The Bird of Paradise during its courtship dance pirouettes with its upper body puffed out to show how big its pecks can be. It turns itself into a giant face to prove it can frighten enemies it will need to protect a potential mate from,
the same way I make a snarling grunting noise when I hear that weekend work email notification dinging its drunken dong. Liken to an invisible nanotech collar made from an alien civilization, or like the kind of leash some temper-spiking divorcee with hell to pay yanks up on to get her feelings to stand up straight, stick their furry rumps in the air and puff their chest out, when to be strong all she need do is let herself be afraid and cry, it’s become another marketing tool for the plutocratic few.
Hiding in the bushes of my online address for months to deliver an aptly timed slogan under the cover of a flattery that has about as much to do with me as a Brillo pad with no Brillo on it, one comes trouncing up the front steps of my patience and begins pounding on my peace of mind until a Pavlovian maze-like moment starts to close in on itself like the perfect lake rental.

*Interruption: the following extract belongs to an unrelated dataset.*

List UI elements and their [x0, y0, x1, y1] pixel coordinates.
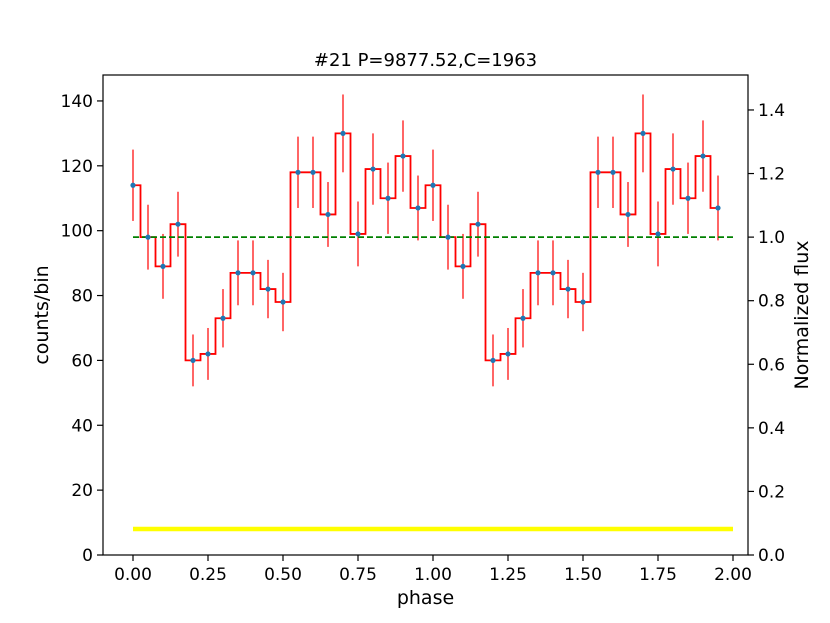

Like the once vacuum cleaner salesman who’d stake out your routines in order to see when the best time to pitch is, work email will show up unannounced wearing stinky polyester pants and a clip-on tie just as you’re about to go to bed. It knows you must turn out the hall light by the front door first.
The screamer in the backseat during a long trip to see those estranged relatives, it’ll keep wearing you out until, to stop the incessant noise, you’ll pull your time over to either yell at it or delete it outright with a whip of table-clearing, fingertip across the screen. It knows both options are likely to reduce your anxiety, but at the cost of some willing to pay unforeseen consequence.
In fact, that’s how I’ve missed out on a few good-time parties, and on at least one opportunity to get my name out there. Sadly, because of my work-email chord-cutting, gifts went unseen, and became junk mail without my knowing it. It smells like a litter box.